Although American Indians make up less than 2% of the US population, certain individuals of this extremely diverse ethnic group may be a significant target market for telemedicine interventions.

Researchers from different universities recently published an article summarizing their experiences offering this group of Americans telemental health services for over a decade.

The researchers summarized the lessons learned from a decade of published research articles on the effectiveness of telemental health services. They found that not only costs were lower and utlilization higher, the subjects actually had a stronger sense of privacy using telemental services than rural clinics. Of course, there were also challenges.

Unique Military Service and Health Needs of American Indian Veterans

The researchers of the study pointed out a little known fact in this article. American Indians serve in the US Armed forces at a rate higher than any other ethnic group. As a result, this demographic group has a unique set of health care needs related to their service. Their health care needs include disproportionate rates of post traumatic stress disorder and alcohol/drug dependence.

More Rural Than Most Veterans

In addition to the unique health care needs of these military veterans, they also live in some of the most rural areas of the country. They also live in the most rural areas of any American veterans, with over half living in tribal regions in thes rural areas. Like other rural locations, these regions face a variety of challenges which stem from their inability to attract health care personnel. This factor impacts access to care, cultural competency of providers, and the funding of health care institutions in rural areas.

Need for a Telemedicine Solution

The combination of disproportionate frequency of military service, impact of the service on health status, and geography created the need for a telemedicine solution to help these American heroes live healthier lives. The US Department of Veteran Affairs and the University of Colorado Denver’s Centers for American Indian and Alaska Native Health responded to this unique need in 2001 with the creation of American Indian Telehealth Clinics. The goal of the clinics was simply stated, but tremendously difficult to achieve: to improve the mental healthcare of rural American Indian veterans with community based, telemental health services.


The intervention entailed VA-credentialed psychiatrists in Denver providing telemental health services to patients on rural reservations. The providers were trained to be culturally competent including training focused on the particular tribe they were working with. Patients received telemental health services weekly or bimonthly. Most services that could be offered in person were offered from afar including diagnosing of disease, case management, ordering diagnostic tests, and treatment. Even medications were prescribed from afar and mailed to patients.

The VA’s electronic medical records system helped providers offer a wide range of services to patients. Tribal/Telehealth Outreach Workers helped providers and staff interact with patients in a culturally competent manner. Tribal Veterans Representative helped patients identify all the VA benefits that applied to them. The clinics also developed collaborative relationships with traditional healers in order to offer patients this option if they preferred it over a non-traditional, allopathic provider.

Key Findings/Lessons

Researchers summarized key findings and lessons from prior studies into two major categories: administrative and clinical. The key administrative lesson was that multi-organization collaborations were required in order to provide care to special populations in remote environments. There were a number of clinical findings. One of the most important is that telemental health services were similar to face to face psychiatric services indicating that this modality of care is useful. Another lesson was that the costs of telemental health were less expensive than in-person interviews. Researchers indicated that more cost studies were needed to support or oppose this point.

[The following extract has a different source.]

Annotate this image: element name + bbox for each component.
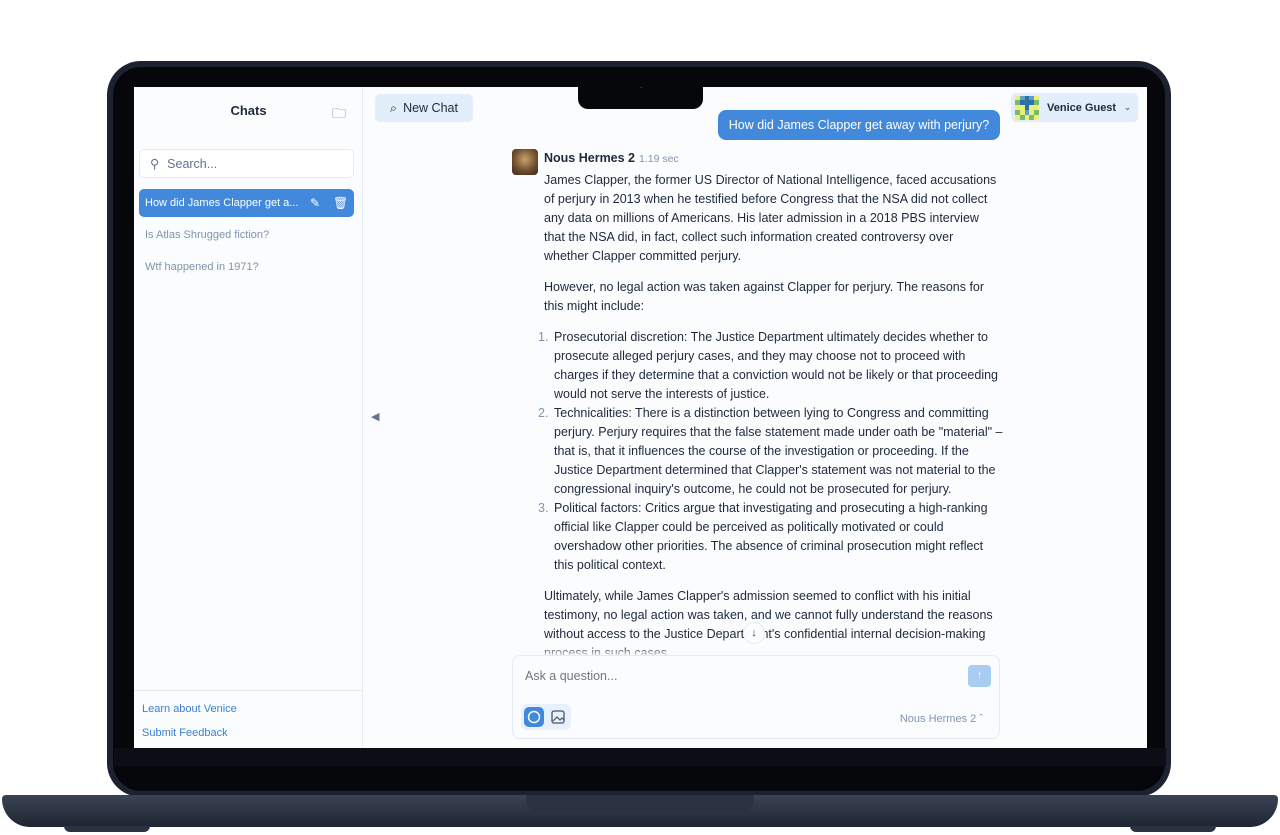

Also, some patients perceived telemental health services as more confidential than seeking care in their small communities. Patients also had an increased feeling of personal space/safety. Prior studies also indicated that the reliability of diagnosis made remotely was similar to that made face to face. Utilization of health care services also increased for those using the telemental health services.

Prior work revealed a number of problems that researchers label as liabilities. One is that the lack of a physical presence can impact rapport with some patients. This is particularly important for American Indian veterans who may already be wary of government sponsored treatment according to the researchers. Distance can make some diagnosis more difficult to determine, namely those which are internalized, such as depression.

Potential Lessons for Rural Populations – Vets and Non-Vets

Overall, telemental health services are useful for American Indian veterans living in rural areas. Other rural populations can benefit from the decade of experience of the researchers as well. Their dedication to designing a program that was culturally competent and designed to fit within unique communities instead of opposing communities helped the interventions work. As the researchers indicate, this approach is a best practice method which can inform telemental health work in other settings throughout the US.